I recently answered this question in quora, I didn't phrase the question, but it's a good starting point. I basically stay away from language debates as you will see, but this one really interested me. As I have debated with myself alot and was researching this specific question for myself, I basically wanted to know which one should I use for my next data project and here are my personal insights. (Please let me know what you think! :)
This is how I treat R, Scala, Python VS, which to choose saga. I basically use each for it’s better strength, here is the recipe. This is my personal view and usage of the languages.

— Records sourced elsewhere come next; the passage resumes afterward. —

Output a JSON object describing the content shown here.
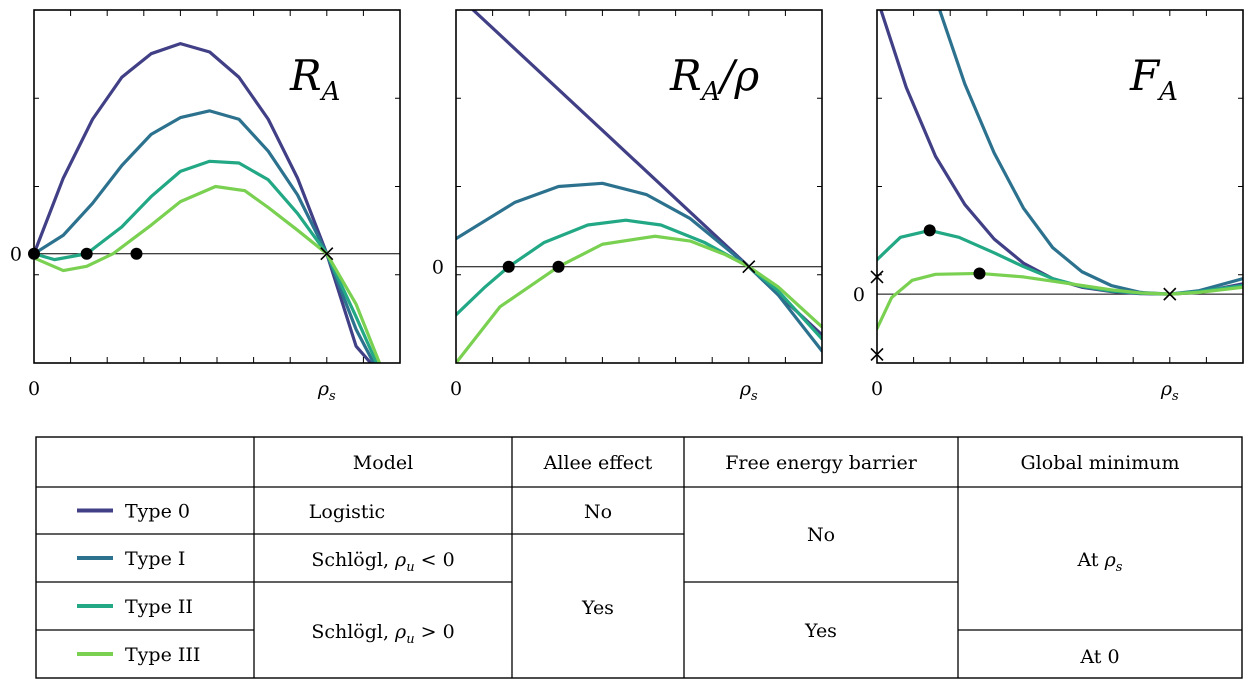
{
  "colors": {
    "type0": "#413f85",
    "type1": "#2c728e",
    "type2": "#22a884",
    "type3": "#7ad151",
    "axis": "#000000"
  },
  "chart_data": [
    {
      "type": "line",
      "title": "R_A",
      "title_main": "R",
      "title_sub": "A",
      "title_tail": "",
      "xlim": [
        0,
        1.25
      ],
      "ylim": [
        -1.3,
        2.9
      ],
      "x_ticks": [
        {
          "value": 0,
          "label": "0"
        },
        {
          "value": 1,
          "label": "ρ_s",
          "main": "ρ",
          "sub": "s"
        }
      ],
      "y_ticks": [
        {
          "value": 0,
          "label": "0"
        }
      ],
      "grid": false,
      "series": [
        {
          "name": "Type 0",
          "color_key": "type0",
          "points": [
            [
              0,
              0
            ],
            [
              0.1,
              0.9
            ],
            [
              0.2,
              1.6
            ],
            [
              0.3,
              2.1
            ],
            [
              0.4,
              2.38
            ],
            [
              0.5,
              2.5
            ],
            [
              0.6,
              2.4
            ],
            [
              0.7,
              2.1
            ],
            [
              0.8,
              1.6
            ],
            [
              0.9,
              0.9
            ],
            [
              1,
              0
            ],
            [
              1.1,
              -1.1
            ],
            [
              1.15,
              -1.3
            ]
          ]
        },
        {
          "name": "Type I",
          "color_key": "type1",
          "points": [
            [
              0,
              0
            ],
            [
              0.1,
              0.22
            ],
            [
              0.2,
              0.6
            ],
            [
              0.3,
              1.05
            ],
            [
              0.4,
              1.42
            ],
            [
              0.5,
              1.62
            ],
            [
              0.6,
              1.7
            ],
            [
              0.7,
              1.6
            ],
            [
              0.8,
              1.22
            ],
            [
              0.9,
              0.7
            ],
            [
              1,
              0
            ],
            [
              1.1,
              -0.9
            ],
            [
              1.16,
              -1.3
            ]
          ]
        },
        {
          "name": "Type II",
          "color_key": "type2",
          "points": [
            [
              0,
              0
            ],
            [
              0.07,
              -0.07
            ],
            [
              0.18,
              0
            ],
            [
              0.3,
              0.32
            ],
            [
              0.4,
              0.68
            ],
            [
              0.5,
              0.98
            ],
            [
              0.6,
              1.1
            ],
            [
              0.7,
              1.08
            ],
            [
              0.8,
              0.88
            ],
            [
              0.9,
              0.48
            ],
            [
              1,
              0
            ],
            [
              1.1,
              -0.75
            ],
            [
              1.17,
              -1.3
            ]
          ]
        },
        {
          "name": "Type III",
          "color_key": "type3",
          "points": [
            [
              0,
              -0.05
            ],
            [
              0.1,
              -0.2
            ],
            [
              0.18,
              -0.15
            ],
            [
              0.27,
              0
            ],
            [
              0.4,
              0.34
            ],
            [
              0.5,
              0.62
            ],
            [
              0.62,
              0.8
            ],
            [
              0.72,
              0.75
            ],
            [
              0.8,
              0.55
            ],
            [
              0.9,
              0.28
            ],
            [
              1,
              0
            ],
            [
              1.1,
              -0.6
            ],
            [
              1.18,
              -1.3
            ]
          ]
        }
      ],
      "markers": [
        {
          "type": "dot",
          "x": 0,
          "y": 0
        },
        {
          "type": "dot",
          "x": 0.18,
          "y": 0
        },
        {
          "type": "dot",
          "x": 0.35,
          "y": 0
        },
        {
          "type": "cross",
          "x": 1,
          "y": 0
        }
      ]
    },
    {
      "type": "line",
      "title": "R_A/ρ",
      "title_main": "R",
      "title_sub": "A",
      "title_tail": "/ρ",
      "xlim": [
        0,
        1.25
      ],
      "ylim": [
        -1.2,
        3.2
      ],
      "x_ticks": [
        {
          "value": 0,
          "label": "0"
        },
        {
          "value": 1,
          "label": "ρ_s",
          "main": "ρ",
          "sub": "s"
        }
      ],
      "y_ticks": [
        {
          "value": 0,
          "label": "0"
        }
      ],
      "grid": false,
      "series": [
        {
          "name": "Type 0",
          "color_key": "type0",
          "points": [
            [
              0,
              3.4
            ],
            [
              0.5,
              1.7
            ],
            [
              1,
              0
            ],
            [
              1.25,
              -0.85
            ]
          ]
        },
        {
          "name": "Type I",
          "color_key": "type1",
          "points": [
            [
              0,
              0.35
            ],
            [
              0.2,
              0.8
            ],
            [
              0.35,
              1
            ],
            [
              0.5,
              1.04
            ],
            [
              0.65,
              0.9
            ],
            [
              0.8,
              0.6
            ],
            [
              0.9,
              0.3
            ],
            [
              1,
              0
            ],
            [
              1.1,
              -0.35
            ],
            [
              1.25,
              -1.05
            ]
          ]
        },
        {
          "name": "Type II",
          "color_key": "type2",
          "points": [
            [
              0,
              -0.6
            ],
            [
              0.1,
              -0.25
            ],
            [
              0.18,
              0
            ],
            [
              0.3,
              0.3
            ],
            [
              0.45,
              0.52
            ],
            [
              0.58,
              0.58
            ],
            [
              0.7,
              0.52
            ],
            [
              0.85,
              0.3
            ],
            [
              1,
              0
            ],
            [
              1.1,
              -0.3
            ],
            [
              1.25,
              -0.9
            ]
          ]
        },
        {
          "name": "Type III",
          "color_key": "type3",
          "points": [
            [
              0,
              -1.2
            ],
            [
              0.15,
              -0.5
            ],
            [
              0.35,
              0
            ],
            [
              0.5,
              0.28
            ],
            [
              0.68,
              0.38
            ],
            [
              0.8,
              0.32
            ],
            [
              0.92,
              0.15
            ],
            [
              1,
              0
            ],
            [
              1.1,
              -0.25
            ],
            [
              1.25,
              -0.75
            ]
          ]
        }
      ],
      "markers": [
        {
          "type": "dot",
          "x": 0.18,
          "y": 0
        },
        {
          "type": "dot",
          "x": 0.35,
          "y": 0
        },
        {
          "type": "cross",
          "x": 1,
          "y": 0
        }
      ]
    },
    {
      "type": "line",
      "title": "F_A",
      "title_main": "F",
      "title_sub": "A",
      "title_tail": "",
      "xlim": [
        0,
        1.25
      ],
      "ylim": [
        -0.4,
        1.65
      ],
      "x_ticks": [
        {
          "value": 0,
          "label": "0"
        },
        {
          "value": 1,
          "label": "ρ_s",
          "main": "ρ",
          "sub": "s"
        }
      ],
      "y_ticks": [
        {
          "value": 0,
          "label": "0"
        }
      ],
      "grid": false,
      "series": [
        {
          "name": "Type 0",
          "color_key": "type0",
          "points": [
            [
              0,
              1.72
            ],
            [
              0.1,
              1.2
            ],
            [
              0.2,
              0.8
            ],
            [
              0.3,
              0.52
            ],
            [
              0.4,
              0.32
            ],
            [
              0.5,
              0.18
            ],
            [
              0.6,
              0.09
            ],
            [
              0.7,
              0.04
            ],
            [
              0.8,
              0.015
            ],
            [
              0.9,
              0.003
            ],
            [
              1,
              0
            ],
            [
              1.1,
              0.01
            ],
            [
              1.25,
              0.06
            ]
          ]
        },
        {
          "name": "Type I",
          "color_key": "type1",
          "points": [
            [
              0.2,
              1.72
            ],
            [
              0.3,
              1.22
            ],
            [
              0.4,
              0.82
            ],
            [
              0.5,
              0.5
            ],
            [
              0.6,
              0.27
            ],
            [
              0.7,
              0.13
            ],
            [
              0.8,
              0.05
            ],
            [
              0.9,
              0.01
            ],
            [
              1,
              0
            ],
            [
              1.1,
              0.02
            ],
            [
              1.25,
              0.09
            ]
          ]
        },
        {
          "name": "Type II",
          "color_key": "type2",
          "points": [
            [
              0,
              0.2
            ],
            [
              0.08,
              0.33
            ],
            [
              0.18,
              0.37
            ],
            [
              0.28,
              0.33
            ],
            [
              0.4,
              0.24
            ],
            [
              0.5,
              0.16
            ],
            [
              0.6,
              0.09
            ],
            [
              0.7,
              0.045
            ],
            [
              0.8,
              0.018
            ],
            [
              0.9,
              0.005
            ],
            [
              1,
              0
            ],
            [
              1.1,
              0.015
            ],
            [
              1.25,
              0.05
            ]
          ]
        },
        {
          "name": "Type III",
          "color_key": "type3",
          "points": [
            [
              0,
              -0.2
            ],
            [
              0.05,
              -0.02
            ],
            [
              0.12,
              0.08
            ],
            [
              0.2,
              0.115
            ],
            [
              0.35,
              0.12
            ],
            [
              0.5,
              0.1
            ],
            [
              0.6,
              0.075
            ],
            [
              0.7,
              0.05
            ],
            [
              0.8,
              0.025
            ],
            [
              0.9,
              0.007
            ],
            [
              1,
              0
            ],
            [
              1.1,
              0.01
            ],
            [
              1.25,
              0.04
            ]
          ]
        }
      ],
      "markers": [
        {
          "type": "dot",
          "x": 0.18,
          "y": 0.37
        },
        {
          "type": "dot",
          "x": 0.35,
          "y": 0.12
        },
        {
          "type": "cross",
          "x": 1,
          "y": 0
        },
        {
          "type": "cross",
          "x": 0,
          "y": 0.1
        },
        {
          "type": "cross",
          "x": 0,
          "y": -0.35
        }
      ]
    }
  ],
  "table": {
    "headers": [
      "",
      "Model",
      "Allee effect",
      "Free energy barrier",
      "Global minimum"
    ],
    "types": [
      {
        "label": "Type 0",
        "color_key": "type0"
      },
      {
        "label": "Type I",
        "color_key": "type1"
      },
      {
        "label": "Type II",
        "color_key": "type2"
      },
      {
        "label": "Type III",
        "color_key": "type3"
      }
    ],
    "model": {
      "logistic": "Logistic",
      "schlogl_neg": {
        "prefix": "Schlögl, ",
        "var": "ρ",
        "sub": "u",
        "rel": " < 0"
      },
      "schlogl_pos": {
        "prefix": "Schlögl, ",
        "var": "ρ",
        "sub": "u",
        "rel": " > 0"
      }
    },
    "allee": {
      "no": "No",
      "yes": "Yes"
    },
    "barrier": {
      "no": "No",
      "yes": "Yes"
    },
    "global_min": {
      "at_rho_s": {
        "prefix": "At ",
        "var": "ρ",
        "sub": "s"
      },
      "at_zero": "At 0"
    }
  }
}
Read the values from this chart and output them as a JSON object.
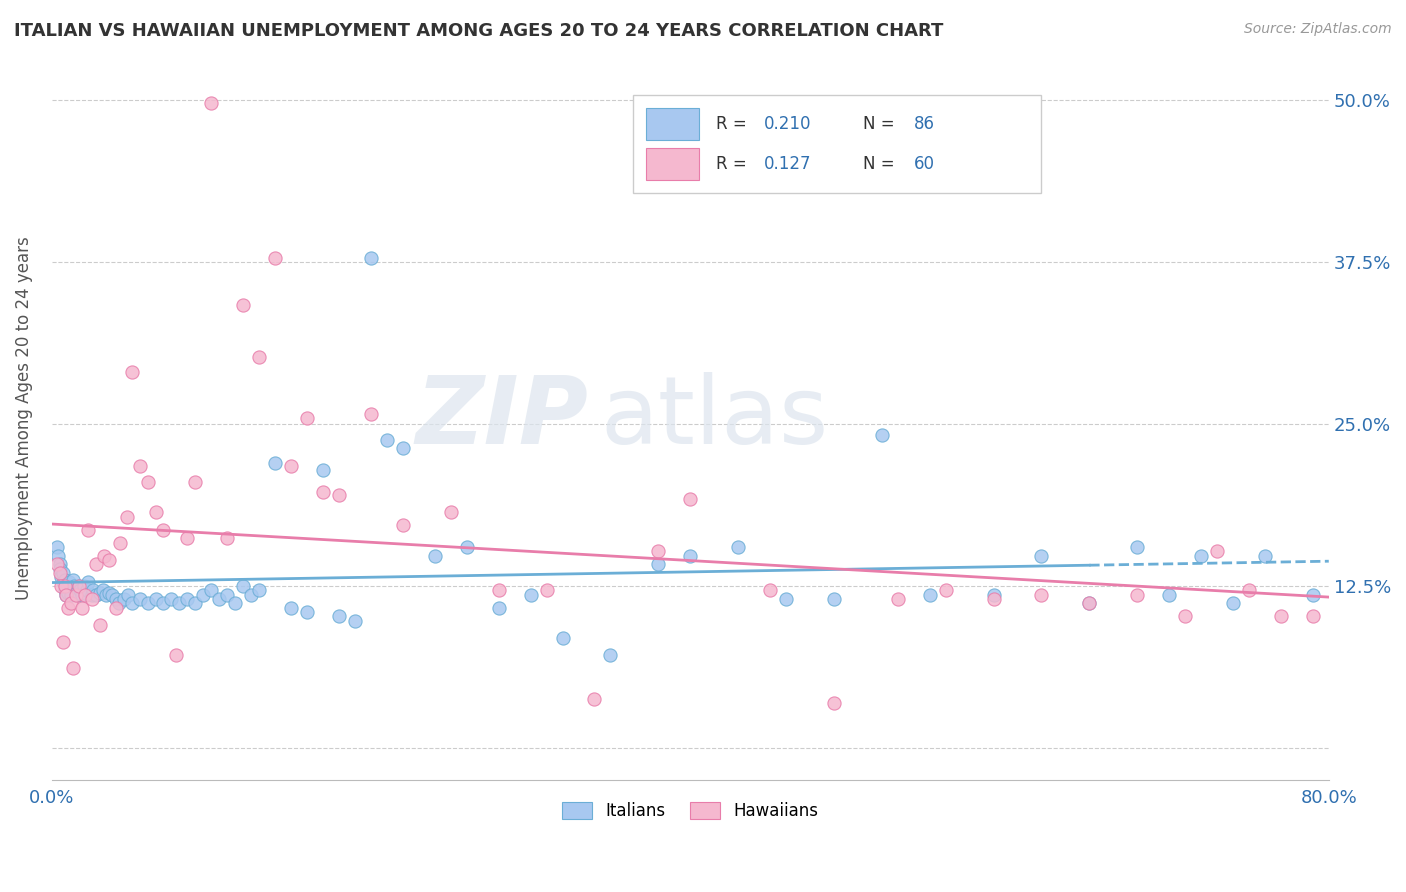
{
  "title": "ITALIAN VS HAWAIIAN UNEMPLOYMENT AMONG AGES 20 TO 24 YEARS CORRELATION CHART",
  "source": "Source: ZipAtlas.com",
  "ylabel": "Unemployment Among Ages 20 to 24 years",
  "xlim": [
    0.0,
    0.8
  ],
  "ylim": [
    -0.025,
    0.535
  ],
  "ytick_positions": [
    0.0,
    0.125,
    0.25,
    0.375,
    0.5
  ],
  "ytick_labels": [
    "",
    "12.5%",
    "25.0%",
    "37.5%",
    "50.0%"
  ],
  "xtick_positions": [
    0.0,
    0.2,
    0.4,
    0.6,
    0.8
  ],
  "xtick_labels": [
    "0.0%",
    "",
    "",
    "",
    "80.0%"
  ],
  "italian_color": "#a8c8f0",
  "hawaiian_color": "#f5b8cf",
  "italian_edge_color": "#6baed6",
  "hawaiian_edge_color": "#e87daa",
  "trend_italian_color": "#6baed6",
  "trend_hawaiian_color": "#e87daa",
  "italian_R": 0.21,
  "italian_N": 86,
  "hawaiian_R": 0.127,
  "hawaiian_N": 60,
  "watermark_zip": "ZIP",
  "watermark_atlas": "atlas",
  "legend_italian": "Italians",
  "legend_hawaiian": "Hawaiians",
  "italian_x": [
    0.003,
    0.004,
    0.005,
    0.005,
    0.006,
    0.007,
    0.007,
    0.008,
    0.008,
    0.009,
    0.01,
    0.01,
    0.011,
    0.012,
    0.012,
    0.013,
    0.014,
    0.015,
    0.016,
    0.017,
    0.018,
    0.019,
    0.02,
    0.021,
    0.022,
    0.023,
    0.025,
    0.026,
    0.028,
    0.03,
    0.032,
    0.034,
    0.036,
    0.038,
    0.04,
    0.042,
    0.045,
    0.048,
    0.05,
    0.055,
    0.06,
    0.065,
    0.07,
    0.075,
    0.08,
    0.085,
    0.09,
    0.095,
    0.1,
    0.105,
    0.11,
    0.115,
    0.12,
    0.125,
    0.13,
    0.14,
    0.15,
    0.16,
    0.17,
    0.18,
    0.19,
    0.2,
    0.21,
    0.22,
    0.24,
    0.26,
    0.28,
    0.3,
    0.32,
    0.35,
    0.38,
    0.4,
    0.43,
    0.46,
    0.49,
    0.52,
    0.55,
    0.59,
    0.62,
    0.65,
    0.68,
    0.7,
    0.72,
    0.74,
    0.76,
    0.79
  ],
  "italian_y": [
    0.155,
    0.148,
    0.142,
    0.138,
    0.132,
    0.128,
    0.135,
    0.122,
    0.13,
    0.118,
    0.125,
    0.12,
    0.128,
    0.122,
    0.118,
    0.13,
    0.125,
    0.12,
    0.118,
    0.125,
    0.122,
    0.118,
    0.125,
    0.12,
    0.122,
    0.128,
    0.118,
    0.122,
    0.118,
    0.12,
    0.122,
    0.118,
    0.12,
    0.118,
    0.115,
    0.112,
    0.115,
    0.118,
    0.112,
    0.115,
    0.112,
    0.115,
    0.112,
    0.115,
    0.112,
    0.115,
    0.112,
    0.118,
    0.122,
    0.115,
    0.118,
    0.112,
    0.125,
    0.118,
    0.122,
    0.22,
    0.108,
    0.105,
    0.215,
    0.102,
    0.098,
    0.378,
    0.238,
    0.232,
    0.148,
    0.155,
    0.108,
    0.118,
    0.085,
    0.072,
    0.142,
    0.148,
    0.155,
    0.115,
    0.115,
    0.242,
    0.118,
    0.118,
    0.148,
    0.112,
    0.155,
    0.118,
    0.148,
    0.112,
    0.148,
    0.118
  ],
  "hawaiian_x": [
    0.003,
    0.005,
    0.006,
    0.007,
    0.008,
    0.009,
    0.01,
    0.012,
    0.013,
    0.015,
    0.017,
    0.019,
    0.021,
    0.023,
    0.025,
    0.028,
    0.03,
    0.033,
    0.036,
    0.04,
    0.043,
    0.047,
    0.05,
    0.055,
    0.06,
    0.065,
    0.07,
    0.078,
    0.085,
    0.09,
    0.1,
    0.11,
    0.12,
    0.13,
    0.14,
    0.15,
    0.16,
    0.17,
    0.18,
    0.2,
    0.22,
    0.25,
    0.28,
    0.31,
    0.34,
    0.38,
    0.4,
    0.45,
    0.49,
    0.53,
    0.56,
    0.59,
    0.62,
    0.65,
    0.68,
    0.71,
    0.73,
    0.75,
    0.77,
    0.79
  ],
  "hawaiian_y": [
    0.142,
    0.135,
    0.125,
    0.082,
    0.125,
    0.118,
    0.108,
    0.112,
    0.062,
    0.118,
    0.125,
    0.108,
    0.118,
    0.168,
    0.115,
    0.142,
    0.095,
    0.148,
    0.145,
    0.108,
    0.158,
    0.178,
    0.29,
    0.218,
    0.205,
    0.182,
    0.168,
    0.072,
    0.162,
    0.205,
    0.498,
    0.162,
    0.342,
    0.302,
    0.378,
    0.218,
    0.255,
    0.198,
    0.195,
    0.258,
    0.172,
    0.182,
    0.122,
    0.122,
    0.038,
    0.152,
    0.192,
    0.122,
    0.035,
    0.115,
    0.122,
    0.115,
    0.118,
    0.112,
    0.118,
    0.102,
    0.152,
    0.122,
    0.102,
    0.102
  ]
}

Use R as a replacement for a spreadsheet **. Together with **RStudio it makes a killer statistics, plotting and data analytics application.
You can take log files, parse them, graph them, pivot table them, filter. And all with great support from RStudio - it’s a killer data analysis language and workspace, you should study as a replacement for spreadsheet workings.
Do you want to grep some lines from a text file no problem just use: dateLines <- grep(x = mylog, pattern = "^--", value = TRUE). It’s a backfiring arrow, it’s both easy to write - once you know the command you need to use! - It’s many times very difficult to figure out what is the correct command to use, practice is the key, note taking is the key, you need time for that, consider do you have the time for that, if not just use it as your little spreadsheet and use it from time to time until you get better with it, save a note or doc with useful R command’s and you will find that with a few commands + few plotting commands you are a small king in it’s realm. This example of grep is only one of a million of crazy abilities and matrix manipulation and plotting and RStudio will have you doing analytics like crazy on data.
If you have no time for the above I still highly recommend you to install RStudio and use it from time to time, get the hang of it, there is nothing like it so far that I know that is so good for quick data analysis, quick statistics, just give it a shot and try to replace your routine calculations, quick data manipulations tasks with it.
You can also move on and do machine learning in R, it has extremely powerful libraries for that (rpart, caret, e1071, …) and by all means if you and your teams are fluent with it feel free to move on, but me personally would use it only for speculations and quick analysis or quick models, I stop there, it can be very quick but this is when I turn to language number 2 python.
Use Python for small to medium sized data processing applications. Python tough introduced some type checking in recent releases (which is awesome), is an interpreted language (just like R) but it's a more of a standard programming language, as such you have the great benefit of speed of programming. You just write your code and run. However the caveat is that you don’t have the amazing compiler and features (the good ones not the kitchen sink one) from scala. Therefore as long as your project is small to medium sized.
It is going to be very helpful as you will utilize NLTK, matplotlib, numpy, pandas, and you will have great time and happy path learning and using them. This will take you on the fast route to machine learning, with great examples bundled in the libraries.
I’m not saying you cannot do it with R or scala with great success I’m saying as for my personal use this is the best most intuitive way to do that I use it for what’s it’s best.
I want quick analysis of csv I turn to R. I want a bulletproof fast app to scale in time I use scala. If my project is expected to be one big with many developers this is where I turn to language/framework number 3 - to java/scala.
Use scala(or java) for larger robust projects to ease maintenance. While many would argue that scala is bad for maintenance, I would argue that it’s not necessarily the case. java and scala with their mostly super strongly typed and compiled features, make them a great language for the large scale. You have spark opennlp libraries for your machine learning and big data. They are robust, they work in scale, it’s true it would take you longer time to code than in python but the maintenance and onboarding of new personal would be easier, at least in my cases.
Data is modeled with case classes.
Proper function signatures.
Proper separation of concerns.
While the above could be applied in any of the above languages it’s goes more naturally with scala/java.
But if you don’t have time or want to work with them all, then this is what I would do:
R - Research, plot, data analysis.
Python - small/medium scale project to build models and analyze data, fast startup or small team.
Scala/Java - Robust programming with many developers and teams, less machine learning utilities than python and R, but, it makes up by the increased code maintenance for multiple many developers teams.
It’s a challenge to learn them all and i’m still in this challenge, and it’s a true headache but at the end you benefit. If you want only one of them I would ask:
- Am I managing a project with many teams, many workers, speed is not the topmost priority, stability is the priority - java/scala.
- A few personal project I need quick results, I need quick machine learning on a startup - python.
- I just want to hack on my laptop data analysis and enhance my spreadsheet data analysis, machine learning skills - R.